Les phénomènes de gangs, qui existaient bien sûr déjà à l’époque où Arthur Laurents et Stephen Sondheim écrivaient le texte du show pour Broadway puis où Ernest Lehman l’adaptait pour le grand écran, ont pris aujourd’hui un poids dans la société des États-Unis qui donne un sens plus sombre à la rivalité entre les Sharks portoricains et les Jets.

Au jeu des comparaisons

Au jeu des comparaisons, on peut aussi noter la transformation du vieil épicier amical, Doc, en sa veuve portoricaine –jouée par Rita Moreno qui interprétait la flamboyante compagne du frère de Maria, Anita, dans la version de 1961. Et aussi la transformation d’un personnage secondaire de garçon manqué en figure trans, interprétée par Iris Menas, comédien·ne non binaire.

Du film de 1961 à celui de 2021, Rita Moreno devenue la figure tutélaire qui veille sur le quartier et tente d’empêcher l’irréparable. | Twentieth Century Fox

À la différence de la pièce et du film d’il y a un demi-siècle, le choix des acteurs et actrices respecte l’âge et l’origine des personnages qu’ils jouent –du moins les Portoricains sont-ils joués par des hispaniques, ce qui renvoie à une réalité où les Latino-Américains viennent bien davantage d’Amérique latine que de l’île des Caraïbes.

Le seul sujet contemporain auquel touchait le livret original et dont les adaptateurs récents n’ont pas su ou voulu faire quoi que ce soit concerne le comportement de la police dans les quartiers pauvres.

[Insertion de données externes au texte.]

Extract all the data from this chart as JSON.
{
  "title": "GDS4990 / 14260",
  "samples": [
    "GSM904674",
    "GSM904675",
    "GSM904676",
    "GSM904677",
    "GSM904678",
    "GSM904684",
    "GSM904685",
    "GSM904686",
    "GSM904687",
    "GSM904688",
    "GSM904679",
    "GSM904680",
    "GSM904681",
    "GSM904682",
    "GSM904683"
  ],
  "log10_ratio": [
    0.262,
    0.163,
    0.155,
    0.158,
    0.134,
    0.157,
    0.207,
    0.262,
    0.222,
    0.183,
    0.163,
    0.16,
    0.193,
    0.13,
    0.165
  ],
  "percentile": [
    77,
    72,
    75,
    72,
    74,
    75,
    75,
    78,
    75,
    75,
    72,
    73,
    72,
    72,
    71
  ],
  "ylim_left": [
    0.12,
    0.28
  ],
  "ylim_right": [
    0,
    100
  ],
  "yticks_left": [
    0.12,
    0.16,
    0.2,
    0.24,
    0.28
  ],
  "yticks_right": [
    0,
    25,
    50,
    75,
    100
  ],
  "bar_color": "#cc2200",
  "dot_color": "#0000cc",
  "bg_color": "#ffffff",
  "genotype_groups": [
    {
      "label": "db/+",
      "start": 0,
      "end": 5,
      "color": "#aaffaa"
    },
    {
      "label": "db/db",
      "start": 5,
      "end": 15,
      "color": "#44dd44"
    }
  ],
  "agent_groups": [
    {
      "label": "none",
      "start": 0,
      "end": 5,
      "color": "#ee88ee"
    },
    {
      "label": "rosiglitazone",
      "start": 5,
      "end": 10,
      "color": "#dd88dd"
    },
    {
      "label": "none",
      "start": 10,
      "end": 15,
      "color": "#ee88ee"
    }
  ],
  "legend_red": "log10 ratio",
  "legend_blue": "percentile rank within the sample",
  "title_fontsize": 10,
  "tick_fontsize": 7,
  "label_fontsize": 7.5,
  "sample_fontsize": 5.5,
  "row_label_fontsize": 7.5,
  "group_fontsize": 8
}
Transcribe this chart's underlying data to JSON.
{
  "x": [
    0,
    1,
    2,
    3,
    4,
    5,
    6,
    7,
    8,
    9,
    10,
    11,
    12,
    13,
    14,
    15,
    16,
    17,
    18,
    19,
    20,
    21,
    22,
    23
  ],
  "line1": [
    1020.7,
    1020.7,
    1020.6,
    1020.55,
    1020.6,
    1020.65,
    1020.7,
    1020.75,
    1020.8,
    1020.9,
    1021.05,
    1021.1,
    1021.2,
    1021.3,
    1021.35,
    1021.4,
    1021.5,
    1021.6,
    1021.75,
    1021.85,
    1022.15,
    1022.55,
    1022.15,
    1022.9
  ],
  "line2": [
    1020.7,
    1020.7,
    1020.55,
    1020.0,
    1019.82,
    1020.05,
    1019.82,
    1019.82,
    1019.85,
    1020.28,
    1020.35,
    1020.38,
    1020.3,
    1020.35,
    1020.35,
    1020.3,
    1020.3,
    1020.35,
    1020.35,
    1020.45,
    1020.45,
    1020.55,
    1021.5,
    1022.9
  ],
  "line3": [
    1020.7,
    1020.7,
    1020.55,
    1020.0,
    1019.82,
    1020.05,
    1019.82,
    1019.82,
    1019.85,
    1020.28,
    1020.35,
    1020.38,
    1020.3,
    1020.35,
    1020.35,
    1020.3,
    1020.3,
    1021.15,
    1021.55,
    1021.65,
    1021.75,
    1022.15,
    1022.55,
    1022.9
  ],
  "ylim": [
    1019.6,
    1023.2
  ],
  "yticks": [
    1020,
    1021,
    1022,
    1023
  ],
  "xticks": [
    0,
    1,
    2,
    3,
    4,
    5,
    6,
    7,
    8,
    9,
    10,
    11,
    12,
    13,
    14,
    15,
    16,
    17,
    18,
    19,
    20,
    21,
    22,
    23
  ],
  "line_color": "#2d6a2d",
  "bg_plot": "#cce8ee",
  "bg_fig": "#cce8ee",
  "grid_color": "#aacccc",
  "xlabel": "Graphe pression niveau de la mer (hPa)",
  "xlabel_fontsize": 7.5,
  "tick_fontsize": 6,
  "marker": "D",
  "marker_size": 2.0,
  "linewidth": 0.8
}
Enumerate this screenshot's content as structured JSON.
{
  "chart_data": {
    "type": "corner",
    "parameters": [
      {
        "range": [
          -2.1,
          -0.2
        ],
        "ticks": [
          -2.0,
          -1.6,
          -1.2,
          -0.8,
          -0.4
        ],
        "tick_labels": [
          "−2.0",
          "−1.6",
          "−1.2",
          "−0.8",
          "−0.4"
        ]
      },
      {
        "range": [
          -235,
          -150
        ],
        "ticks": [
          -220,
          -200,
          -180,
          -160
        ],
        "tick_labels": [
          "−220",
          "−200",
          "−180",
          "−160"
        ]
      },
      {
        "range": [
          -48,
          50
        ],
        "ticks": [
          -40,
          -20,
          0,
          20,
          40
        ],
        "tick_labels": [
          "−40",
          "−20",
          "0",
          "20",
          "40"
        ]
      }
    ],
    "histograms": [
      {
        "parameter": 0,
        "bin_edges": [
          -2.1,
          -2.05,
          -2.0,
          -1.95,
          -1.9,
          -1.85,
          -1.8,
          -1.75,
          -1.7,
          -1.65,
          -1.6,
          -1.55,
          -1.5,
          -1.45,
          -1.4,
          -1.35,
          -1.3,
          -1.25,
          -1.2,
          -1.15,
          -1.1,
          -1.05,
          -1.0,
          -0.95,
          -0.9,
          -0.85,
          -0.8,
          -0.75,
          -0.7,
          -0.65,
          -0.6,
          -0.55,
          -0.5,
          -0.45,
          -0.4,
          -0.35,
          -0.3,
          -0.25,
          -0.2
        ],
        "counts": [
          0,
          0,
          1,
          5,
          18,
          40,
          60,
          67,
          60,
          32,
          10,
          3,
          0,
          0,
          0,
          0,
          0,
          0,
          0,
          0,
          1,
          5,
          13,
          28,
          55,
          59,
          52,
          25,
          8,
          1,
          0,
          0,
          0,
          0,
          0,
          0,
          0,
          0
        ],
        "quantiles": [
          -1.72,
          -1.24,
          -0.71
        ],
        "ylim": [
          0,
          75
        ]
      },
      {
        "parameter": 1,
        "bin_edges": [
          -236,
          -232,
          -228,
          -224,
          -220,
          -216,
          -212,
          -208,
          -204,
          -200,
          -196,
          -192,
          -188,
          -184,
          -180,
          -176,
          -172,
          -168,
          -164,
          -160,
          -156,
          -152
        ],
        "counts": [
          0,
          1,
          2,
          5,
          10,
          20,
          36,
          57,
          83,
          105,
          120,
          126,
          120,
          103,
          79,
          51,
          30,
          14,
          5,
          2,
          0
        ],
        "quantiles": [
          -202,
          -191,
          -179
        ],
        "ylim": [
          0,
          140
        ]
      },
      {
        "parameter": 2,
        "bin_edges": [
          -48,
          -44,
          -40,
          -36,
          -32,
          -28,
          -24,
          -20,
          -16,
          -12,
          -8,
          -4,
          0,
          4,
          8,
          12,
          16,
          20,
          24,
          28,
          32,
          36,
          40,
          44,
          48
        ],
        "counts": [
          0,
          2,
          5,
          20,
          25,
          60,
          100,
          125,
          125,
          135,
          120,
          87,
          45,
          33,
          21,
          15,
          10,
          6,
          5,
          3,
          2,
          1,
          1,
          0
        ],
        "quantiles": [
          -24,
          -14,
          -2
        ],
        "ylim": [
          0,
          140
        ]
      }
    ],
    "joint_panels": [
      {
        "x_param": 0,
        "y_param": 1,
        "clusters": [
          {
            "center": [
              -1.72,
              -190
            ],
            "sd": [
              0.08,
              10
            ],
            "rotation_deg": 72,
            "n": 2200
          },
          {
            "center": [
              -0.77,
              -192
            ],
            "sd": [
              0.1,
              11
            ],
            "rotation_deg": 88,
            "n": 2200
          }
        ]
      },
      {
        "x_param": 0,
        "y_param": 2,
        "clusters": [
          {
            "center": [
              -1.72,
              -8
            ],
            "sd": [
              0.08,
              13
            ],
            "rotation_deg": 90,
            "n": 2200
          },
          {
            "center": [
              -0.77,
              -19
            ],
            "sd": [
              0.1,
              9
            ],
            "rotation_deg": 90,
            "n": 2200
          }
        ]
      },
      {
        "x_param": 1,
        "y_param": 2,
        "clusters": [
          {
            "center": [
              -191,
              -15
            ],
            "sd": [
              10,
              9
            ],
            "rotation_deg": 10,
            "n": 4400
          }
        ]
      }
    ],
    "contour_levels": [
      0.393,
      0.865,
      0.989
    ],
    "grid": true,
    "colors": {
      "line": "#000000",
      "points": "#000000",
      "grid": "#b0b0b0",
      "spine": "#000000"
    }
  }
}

Comme dans les versions de 1957 (sur scène) et 1961, les flics sont montrés comme simplement dépassés par les événements –y compris en transposant au commissariat la scène «Gee, Officer Krupke», tout en lui laissant un caractère bon enfant malgré la charge violemment ironique des paroles.

De manière cosmétique, des plans d’ensemble viennent rappeler qu’il y avait aussi des Noirs dans cette ville. Et la virtuosité visuelle de Spielberg lui permet d’inscrire le mélo Maria-et-Tony et le drame Jets-contre-Sharks dans un cadre qui ne cesse de jouer entre réalité des situations évoquées et artifice inhérent à un spectacle de Broadway.

Tout cela concourt à produire un effet d’ensemble à la tonalité finalement beaucoup plus sombre que celle de l’œuvre originale, même si l’énergie des numéros dansés demeure.

Les longues ombres portées, métaphores de ce que sont devenues les lignes de faille évoquées il y a 60 ans. | Twentieth Century Fox

À plusieurs reprises dans le film, Steven Spielberg recourt à une figure de style visuelle si insistante qu’elle finit par devenir métaphore de ce que raconte véritablement le fait de refaire aujourd’hui West Side Story. Il s’agit de l’usage, d’ailleurs graphiquement très convaincant, de longues ombres portées. (…)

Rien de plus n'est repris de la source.